⚒️Thor, the Norseman⚒️ er en bruker på snabeltann.no. Du kan følge dem eller kommunisere med dem hvis du har en konto hvor som helst i fediverset. Hvis du ikke har en konto så kan du registrere deg her.
⚒️Thor, the Norseman⚒️

It would be handy if there was a way of slurping content off Instagram, Facebook or Tumblr feeds without actually needing to have accounts on there. Some very good artists can only be followed on such sites. Maybe we should infiltrate them with a decentralised swarm of bots that scrape the content for us... It would do much to undermine the network effect, and would also be rather hard for them to counteract.

@thor Tumblr has RSS feeds for external following (though I'm not sure whether that applies when the blog isn't set to public visibility). A glance at suggests it may have truncated posts though.

@thor yeah I would totally contribute accounts and, perhaps, code.

I think the biggest issue is, that these pages are mostly Javascript. Javascript is harder to scrape than static sides (you need to not only execute it but also there might be a lot of XHR, ajax or other stuff)

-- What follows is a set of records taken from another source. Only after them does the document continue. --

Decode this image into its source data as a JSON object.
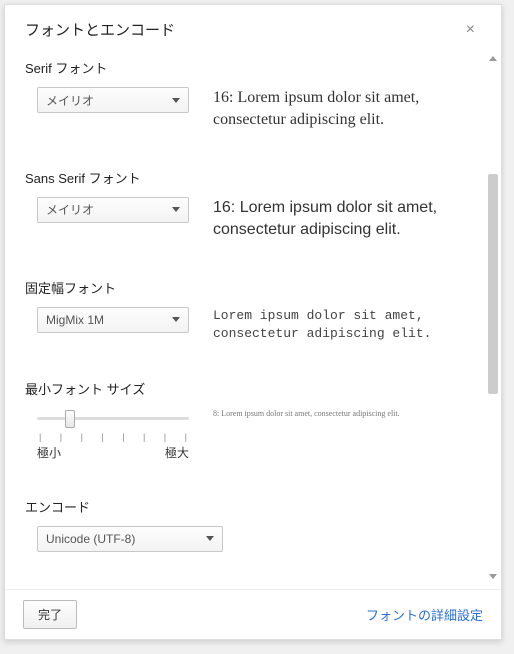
{
  "dialog": {
    "title": "フォントとエンコード",
    "close": "×"
  },
  "serif": {
    "label": "Serif フォント",
    "value": "メイリオ",
    "preview": "16: Lorem ipsum dolor sit amet, consectetur adipiscing elit."
  },
  "sans": {
    "label": "Sans Serif フォント",
    "value": "メイリオ",
    "preview": "16: Lorem ipsum dolor sit amet, consectetur adipiscing elit."
  },
  "mono": {
    "label": "固定幅フォント",
    "value": "MigMix 1M",
    "preview": "Lorem ipsum dolor sit amet, consectetur adipiscing elit."
  },
  "minsize": {
    "label": "最小フォント サイズ",
    "min_label": "極小",
    "max_label": "極大",
    "preview": "8: Lorem ipsum dolor sit amet, consectetur adipiscing elit."
  },
  "encoding": {
    "label": "エンコード",
    "value": "Unicode (UTF-8)"
  },
  "footer": {
    "done": "完了",
    "advanced": "フォントの詳細設定"
  }
}
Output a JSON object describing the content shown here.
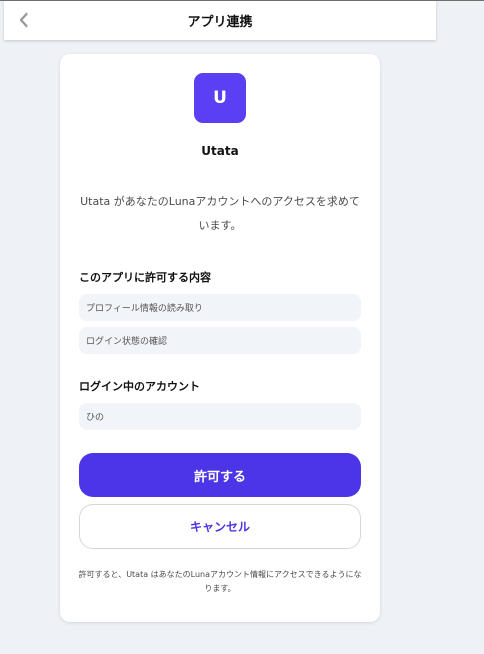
{
  "header": {
    "title": "アプリ連携",
    "back_icon": "chevron-left-icon"
  },
  "app": {
    "icon_letter": "U",
    "icon_color": "#5b3ff2",
    "name": "Utata"
  },
  "request_text": "Utata があなたのLunaアカウントへのアクセスを求めています。",
  "permissions": {
    "title": "このアプリに許可する内容",
    "items": [
      "プロフィール情報の読み取り",
      "ログイン状態の確認"
    ]
  },
  "account": {
    "title": "ログイン中のアカウント",
    "name": "ひの"
  },
  "actions": {
    "allow_label": "許可する",
    "cancel_label": "キャンセル",
    "accent_color": "#4b35e6"
  },
  "footer_note": "許可すると、Utata はあなたのLunaアカウント情報にアクセスできるようになります。"
}
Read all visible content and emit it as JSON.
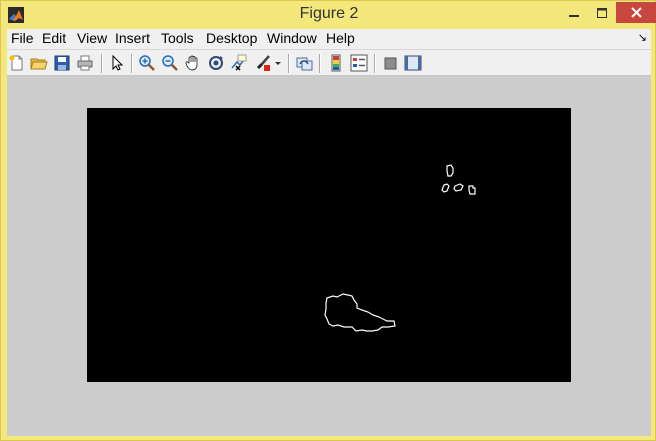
{
  "window": {
    "title": "Figure 2",
    "app_icon": "matlab-logo-icon",
    "controls": [
      "minimize-icon",
      "maximize-icon",
      "close-icon"
    ],
    "frame_color": "#f4e77b",
    "close_color": "#c7463d"
  },
  "menubar": {
    "items": [
      {
        "label": "File"
      },
      {
        "label": "Edit"
      },
      {
        "label": "View"
      },
      {
        "label": "Insert"
      },
      {
        "label": "Tools"
      },
      {
        "label": "Desktop"
      },
      {
        "label": "Window"
      },
      {
        "label": "Help"
      }
    ],
    "dock_icon": "dock-arrow-icon"
  },
  "toolbar": {
    "buttons": [
      "new-figure-icon",
      "open-file-icon",
      "save-figure-icon",
      "print-figure-icon",
      "edit-plot-arrow-icon",
      "zoom-in-icon",
      "zoom-out-icon",
      "pan-hand-icon",
      "rotate-3d-icon",
      "data-cursor-icon",
      "brush-icon",
      "brush-dropdown-icon",
      "link-plot-icon",
      "insert-colorbar-icon",
      "insert-legend-icon",
      "hide-plot-tools-icon",
      "show-plot-tools-icon"
    ]
  },
  "figure": {
    "background": "#cccccc",
    "axes_background": "#000000",
    "contour_color": "#ffffff",
    "content": "binary edge image with white outlines of small blobs (upper right) and a larger irregular shape (lower center)"
  }
}
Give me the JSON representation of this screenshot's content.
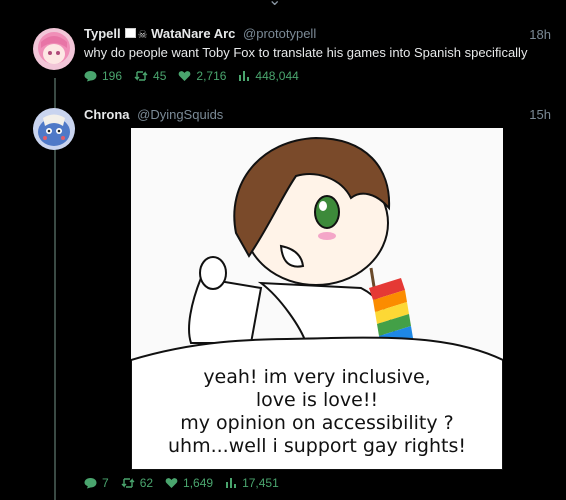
{
  "tweets": [
    {
      "name": "Typell",
      "name_suffix": "WataNare Arc",
      "handle": "@prototypell",
      "time": "18h",
      "text": "why do people want Toby Fox to translate his games into Spanish specifically",
      "replies": "196",
      "retweets": "45",
      "likes": "2,716",
      "views": "448,044"
    },
    {
      "name": "Chrona",
      "handle": "@DyingSquids",
      "time": "15h",
      "replies": "7",
      "retweets": "62",
      "likes": "1,649",
      "views": "17,451",
      "image": {
        "caption_lines": [
          "yeah! im very inclusive,",
          "love is love!!",
          "my opinion on accessibility ?",
          "uhm...well i support gay rights!"
        ]
      }
    }
  ],
  "colors": {
    "accent": "#4aa56e",
    "muted": "#7b8a96",
    "background": "#000000"
  }
}
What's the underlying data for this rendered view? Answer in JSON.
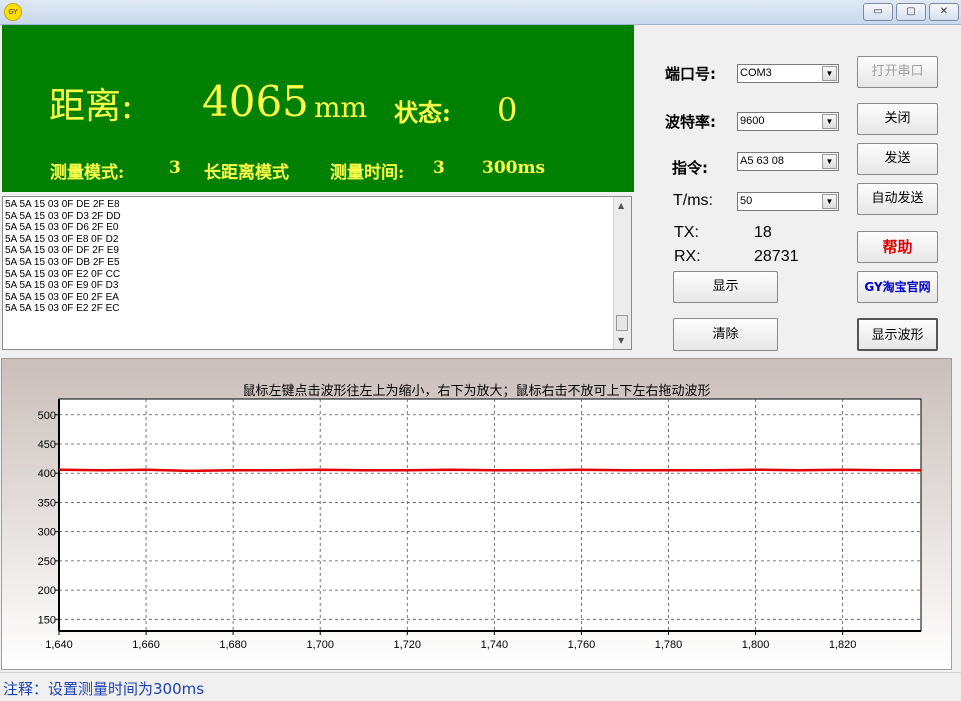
{
  "window": {
    "icon_text": "GY",
    "min": "▭",
    "max": "▢",
    "close": "✕"
  },
  "display": {
    "distance_label": "距离:",
    "distance_value": "4065",
    "distance_unit": "mm",
    "state_label": "状态:",
    "state_value": "0",
    "mode_label": "测量模式:",
    "mode_value": "3",
    "mode_name": "长距离模式",
    "time_label": "测量时间:",
    "time_value": "3",
    "time_ms": "300ms"
  },
  "log": [
    "5A 5A 15 03 0F DE 2F E8",
    "5A 5A 15 03 0F D3 2F DD",
    "5A 5A 15 03 0F D6 2F E0",
    "5A 5A 15 03 0F E8 0F D2",
    "5A 5A 15 03 0F DF 2F E9",
    "5A 5A 15 03 0F DB 2F E5",
    "5A 5A 15 03 0F E2 0F CC",
    "5A 5A 15 03 0F E9 0F D3",
    "5A 5A 15 03 0F E0 2F EA",
    "5A 5A 15 03 0F E2 2F EC"
  ],
  "controls": {
    "port_label": "端口号:",
    "port_value": "COM3",
    "baud_label": "波特率:",
    "baud_value": "9600",
    "cmd_label": "指令:",
    "cmd_value": "A5 63 08",
    "t_label": "T/ms:",
    "t_value": "50",
    "tx_label": "TX:",
    "tx_value": "18",
    "rx_label": "RX:",
    "rx_value": "28731",
    "show_btn": "显示",
    "clear_btn": "清除"
  },
  "buttons": {
    "open_port": "打开串口",
    "close": "关闭",
    "send": "发送",
    "auto_send": "自动发送",
    "help": "帮助",
    "taobao": "GY淘宝官网",
    "show_wave": "显示波形"
  },
  "chart_data": {
    "type": "line",
    "title": "鼠标左键点击波形往左上为缩小，右下为放大；鼠标右击不放可上下左右拖动波形",
    "xlabel": "",
    "ylabel": "",
    "xlim": [
      1640,
      1838
    ],
    "ylim": [
      130,
      527
    ],
    "x_ticks": [
      "1,640",
      "1,660",
      "1,680",
      "1,700",
      "1,720",
      "1,740",
      "1,760",
      "1,780",
      "1,800",
      "1,820"
    ],
    "y_ticks": [
      "500",
      "450",
      "400",
      "350",
      "300",
      "250",
      "200",
      "150"
    ],
    "grid": true,
    "line_color": "#e00000",
    "series": [
      {
        "x": [
          1640,
          1650,
          1660,
          1670,
          1680,
          1690,
          1700,
          1710,
          1720,
          1730,
          1740,
          1750,
          1760,
          1770,
          1780,
          1790,
          1800,
          1810,
          1820,
          1830,
          1838
        ],
        "values": [
          406,
          405,
          406,
          404,
          405,
          405,
          406,
          405,
          405,
          406,
          405,
          405,
          406,
          405,
          405,
          405,
          406,
          405,
          406,
          405,
          405
        ]
      }
    ]
  },
  "status": {
    "text": "注释：设置测量时间为300ms"
  }
}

@saxnot The path of least resistance is probably to use their APIs and various open source API libraries where possible. One would only resort to literal screen scraping if they start shutting down their APIs. Getting API keys isn't exactly hard. If they start fighting it, the battle will never end. New bots and API keys cropping up faster than they can shut them down, and no single point of origin. Like trying to kill a swarm of mosquitoes in a crowd of people.

@saxnot If this swarm of bots isn't run by anyone in particular, and works a bit like Tor exit nodes...

@saxnot Think Tor exit nodes but they log into and crawl social networks on behalf of anonymous people.

@thor twitter harshly limits their API but not the website. Thus scraping is inefficent, but still faster.

@thor idk how others deal with it (instagram and stuff)

@thor

automated slurping might be harder, but for small amount of content/certain pages its possible to use Ublock Origin to remove login nag screen and then cut and paste:

>FOSTER HOME NEEDED FOR MAMA & PUPPIES

Lovely momma dog + her 9 cute pups need a temporary home asap! Do you have a safe, clean space where they can live while puppies grow up and are old enough to be rehomed?

Location: 70, Jalan Seri Utara 1, Taman Wahyu, KL

Please contact Ravin:

Please SHARE this post!

@thor I swiped that straight from the page of SPCA Selangor, a suburb of Kuala Lumpur Malaysia, and I've never had a FB account in my life..

(the doggo and puppers might already have been rehomed, an Indian family has offered to foster them!)